Chandler called the season "crazy and difficult" based on the coaching change and all of the injuries, but he's looking forward to training camp where he'll have more time to refine his game, while learning how to blend in with Stoudemire and the rest of his teammates.

"It's very important because that's where you kind of get your identify, defensively and offensively," he said. "I thought we did a great job of just becoming a good defensive team throughout the season without any of that. When you have a full training camp and say, 'This is going to be our system, this is how we're going to attack people,' it makes it a lot easier."
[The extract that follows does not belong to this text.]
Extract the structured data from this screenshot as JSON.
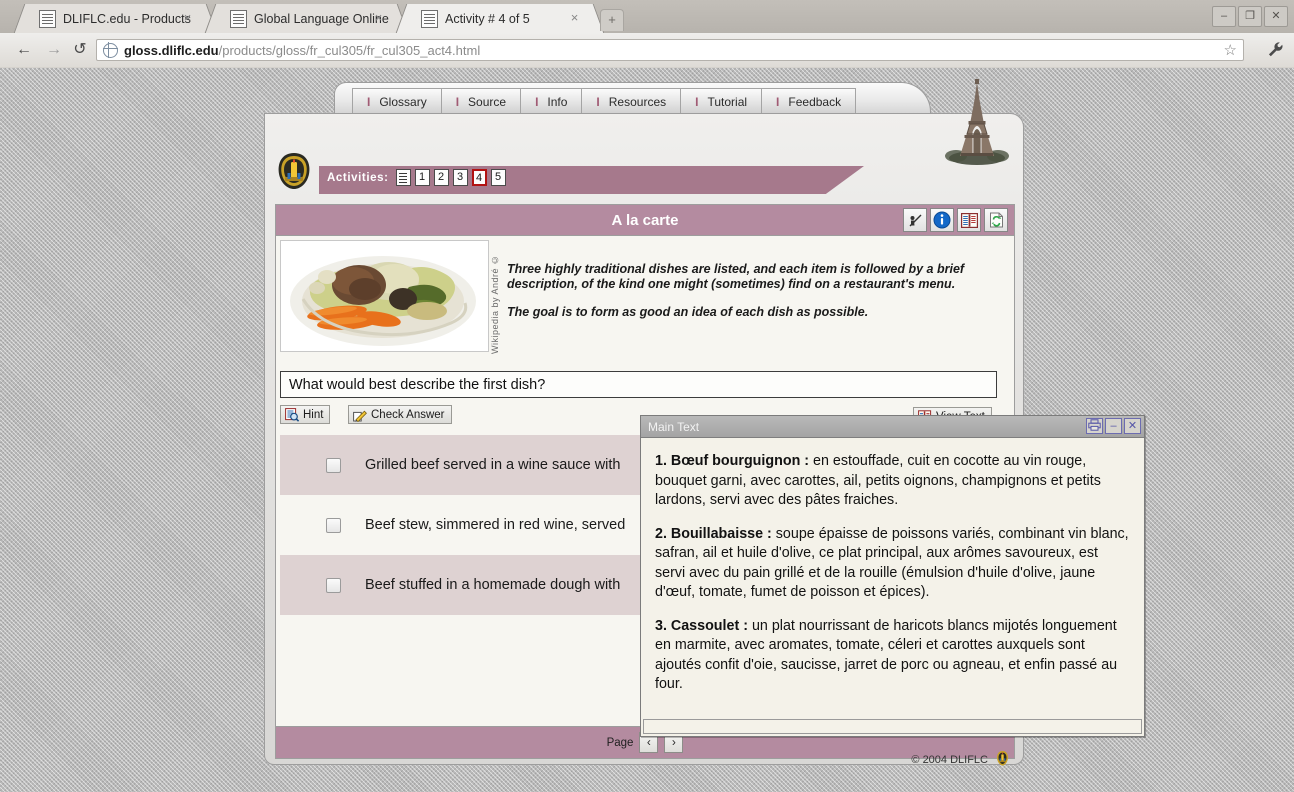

It will obviously be a lot easier on the team if Chandler, Stoudemire and Carmelo Anthony can all learn how to co-exist. When they were together on the court this past season, their plus-minus was a poor -9, and the team's field goal and 3-point field goal percentages were only 45.1 and 26.8, respectively. The spacing on the court was sometimes jammed -- mostly based on Chandler and Stoudemire occupying similar space -- which slowed down ball movement, and limited good shots and open looks from downtown.
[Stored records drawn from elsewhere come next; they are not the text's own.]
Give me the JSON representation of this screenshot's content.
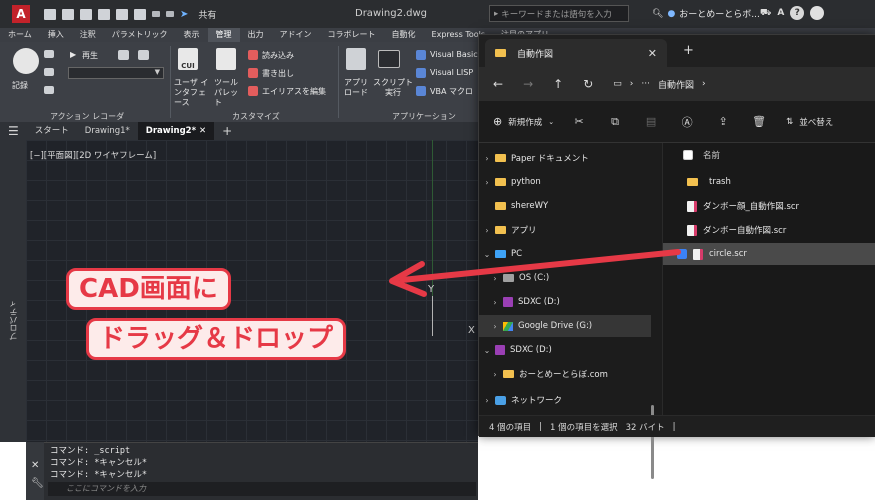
{
  "titlebar": {
    "logo": "A",
    "share_label": "共有",
    "document_title": "Drawing2.dwg",
    "search_placeholder": "キーワードまたは語句を入力",
    "user_name": "おーとめーとらボ...",
    "help_label": "?"
  },
  "ribbon_tabs": [
    "ホーム",
    "挿入",
    "注釈",
    "パラメトリック",
    "表示",
    "管理",
    "出力",
    "アドイン",
    "コラボレート",
    "自動化",
    "Express Tools",
    "注目のアプリ"
  ],
  "active_ribbon_tab": "管理",
  "ribbon": {
    "record_label": "記録",
    "play_label": "再生",
    "cui_label": "CUI",
    "user_interface_label_1": "ユーザ インタフェース",
    "tool_palette_label": "ツール パレット",
    "import_label": "読み込み",
    "export_label": "書き出し",
    "edit_alias_label": "エイリアスを編集",
    "app_load_label": "アプリ ロード",
    "script_run_label": "スクリプト 実行",
    "visual_basic_label": "Visual Basic",
    "visual_lisp_label": "Visual LISP",
    "vba_macro_label": "VBA マクロ",
    "panel_action_recorder": "アクション レコーダ",
    "panel_customize": "カスタマイズ",
    "panel_applications": "アプリケーション"
  },
  "doc_tabs": {
    "start": "スタート",
    "drawing1": "Drawing1*",
    "drawing2": "Drawing2*",
    "plus": "+"
  },
  "canvas": {
    "view_label": "[−][平面図][2D ワイヤフレーム]",
    "axis_y": "Y",
    "axis_x": "X",
    "side_label": "プロパティ"
  },
  "callout": {
    "line1": "CAD画面に",
    "line2": "ドラッグ＆ドロップ"
  },
  "command_line": {
    "lines": [
      "コマンド: _script",
      "コマンド: *キャンセル*",
      "コマンド: *キャンセル*"
    ],
    "placeholder": "ここにコマンドを入力"
  },
  "explorer": {
    "tab_title": "自動作図",
    "path_more": "···",
    "path_current": "自動作図",
    "new_label": "新規作成",
    "sort_label": "並べ替え",
    "column_name": "名前",
    "nav_items": [
      {
        "label": "Paper ドキュメント",
        "icon": "folder"
      },
      {
        "label": "python",
        "icon": "folder"
      },
      {
        "label": "shereWY",
        "icon": "folder"
      },
      {
        "label": "アプリ",
        "icon": "folder"
      },
      {
        "label": "PC",
        "icon": "pc"
      },
      {
        "label": "OS (C:)",
        "icon": "drive"
      },
      {
        "label": "SDXC (D:)",
        "icon": "sd"
      },
      {
        "label": "Google Drive (G:)",
        "icon": "gdrive"
      },
      {
        "label": "SDXC (D:)",
        "icon": "sd"
      },
      {
        "label": "おーとめーとらぼ.com",
        "icon": "folder"
      },
      {
        "label": "ネットワーク",
        "icon": "network"
      }
    ],
    "files": [
      {
        "name": "trash",
        "type": "folder"
      },
      {
        "name": "ダンボー顔_自動作図.scr",
        "type": "scr"
      },
      {
        "name": "ダンボー自動作図.scr",
        "type": "scr"
      },
      {
        "name": "circle.scr",
        "type": "scr"
      }
    ],
    "status_count": "4 個の項目",
    "status_selected": "1 個の項目を選択",
    "status_size": "32 バイト"
  },
  "colors": {
    "accent_red": "#e63946",
    "autocad_red": "#c2222a",
    "folder_yellow": "#f2c04f"
  }
}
In fact, if you look at the Knicks' top-four five-man lineups from this past season (based on plus-minus), the top three don't include the Big Three. Here's the full breakdown:

1. Baron Davis, Iman Shumpert, Landry Fields, Carmelo Anthony and Tyson Chandler -- +44

2. Jeremy Lin, Iman Shumpert, Landry Fields, Steve Novak and Tyson Chandler -- +23

3. Jeremy Lin, J.R. Smith, Steve Novak, Jared Jeffries and Tyson Chandler -- +21

4. Jeremy Lin, Landry Fields, Carmelo Anthony, Amare Stoudemire and Tyson Chandler -- +20

Source: ESPN Stats & Info

The best lineup is further proof that the Knicks played better when Anthony operated as the power forward, Stoudemire was sitting on the bench and Chandler became more of a rebounder and inside scorer (areas in which he's been more effective than Stoudemire, based on averages and percentages). But the team needs the trio to be on the same page so their success can be maximized.

If Chandler becomes a better low-post player, as he discussed (along with Stoudemire), that will enable the Knicks to engineer a more balanced offense. The Big Three would be able to have more defined roles, instead of stepping on each other's toes too much.
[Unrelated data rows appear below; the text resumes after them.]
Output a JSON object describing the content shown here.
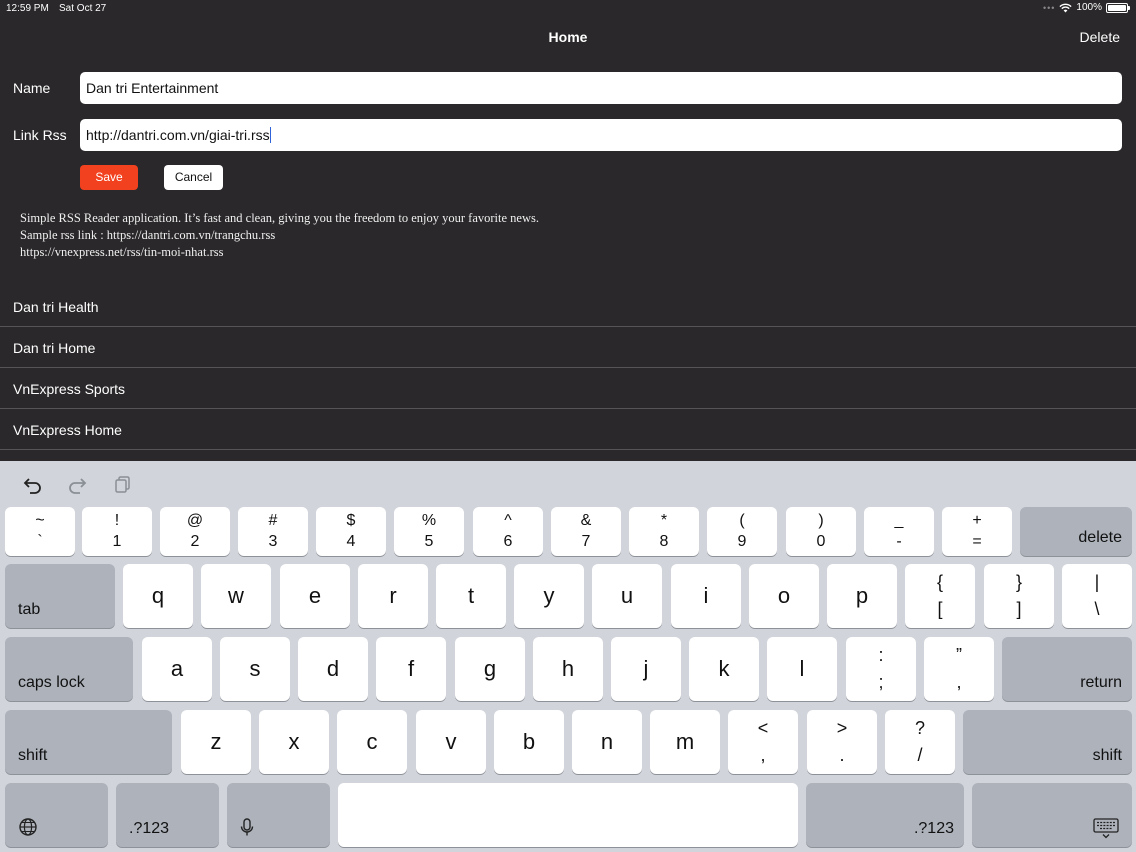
{
  "status": {
    "time": "12:59 PM",
    "date": "Sat Oct 27",
    "battery": "100%",
    "battery_level": 1.0
  },
  "nav": {
    "title": "Home",
    "delete_label": "Delete"
  },
  "form": {
    "name_label": "Name",
    "name_value": "Dan tri Entertainment",
    "link_label": "Link Rss",
    "link_value": "http://dantri.com.vn/giai-tri.rss",
    "save_label": "Save",
    "cancel_label": "Cancel"
  },
  "description": {
    "line1": "Simple RSS Reader application. It’s fast and clean, giving you the freedom to enjoy your favorite news.",
    "line2": "Sample rss link : https://dantri.com.vn/trangchu.rss",
    "line3": "https://vnexpress.net/rss/tin-moi-nhat.rss"
  },
  "feeds": [
    {
      "label": "Dan tri Health"
    },
    {
      "label": "Dan tri Home"
    },
    {
      "label": "VnExpress Sports"
    },
    {
      "label": "VnExpress Home"
    }
  ],
  "keyboard": {
    "row1": [
      {
        "top": "~",
        "bot": "`"
      },
      {
        "top": "!",
        "bot": "1"
      },
      {
        "top": "@",
        "bot": "2"
      },
      {
        "top": "#",
        "bot": "3"
      },
      {
        "top": "$",
        "bot": "4"
      },
      {
        "top": "%",
        "bot": "5"
      },
      {
        "top": "^",
        "bot": "6"
      },
      {
        "top": "&",
        "bot": "7"
      },
      {
        "top": "*",
        "bot": "8"
      },
      {
        "top": "(",
        "bot": "9"
      },
      {
        "top": ")",
        "bot": "0"
      },
      {
        "top": "_",
        "bot": "-"
      },
      {
        "top": "+",
        "bot": "="
      }
    ],
    "delete_label": "delete",
    "tab_label": "tab",
    "row2": [
      "q",
      "w",
      "e",
      "r",
      "t",
      "y",
      "u",
      "i",
      "o",
      "p"
    ],
    "row2_symbols": [
      {
        "top": "{",
        "bot": "["
      },
      {
        "top": "}",
        "bot": "]"
      },
      {
        "top": "|",
        "bot": "\\"
      }
    ],
    "caps_label": "caps lock",
    "row3": [
      "a",
      "s",
      "d",
      "f",
      "g",
      "h",
      "j",
      "k",
      "l"
    ],
    "row3_symbols": [
      {
        "top": ":",
        "bot": ";"
      },
      {
        "top": "”",
        "bot": ","
      }
    ],
    "return_label": "return",
    "shift_label": "shift",
    "row4": [
      "z",
      "x",
      "c",
      "v",
      "b",
      "n",
      "m"
    ],
    "row4_symbols": [
      {
        "top": "<",
        "bot": ","
      },
      {
        "top": ">",
        "bot": "."
      },
      {
        "top": "?",
        "bot": "/"
      }
    ],
    "num_label": ".?123",
    "icons": {
      "undo": "undo-icon",
      "redo": "redo-icon",
      "paste": "paste-icon",
      "globe": "globe-icon",
      "mic": "microphone-icon",
      "hide": "keyboard-dismiss-icon"
    }
  }
}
For example, in one situation, Chandler could be on the block, Melo on the wing, Stoudemire popping out off a down screen for the midrange jumpshot and the team's shooters (most likely Steve Novak and J.R. Smith) rotating on the perimeter for the three. Melo could also play the post with Chandler and Stoudemire setting screens for each other to get open, especially cutting to the basket. In fact, all those elements have the makings of a Triangle-looking offense, especially if Melo can become a more willing passer and Jeremy Lin can improve his 3-point shot (he's already an aggressive attacker). Mix in occasional pick-and-rolls, and the Knicks will have the full arsenal.

In the end, how Chandler and Stoudemire work together is arguably the most critical component to the success of the starting five's offense. They can't do too much of the same thing. Developing new skills, as Chandler pointed out, is essential for them to play off each other better, while allowing Melo to still be, well, Melo.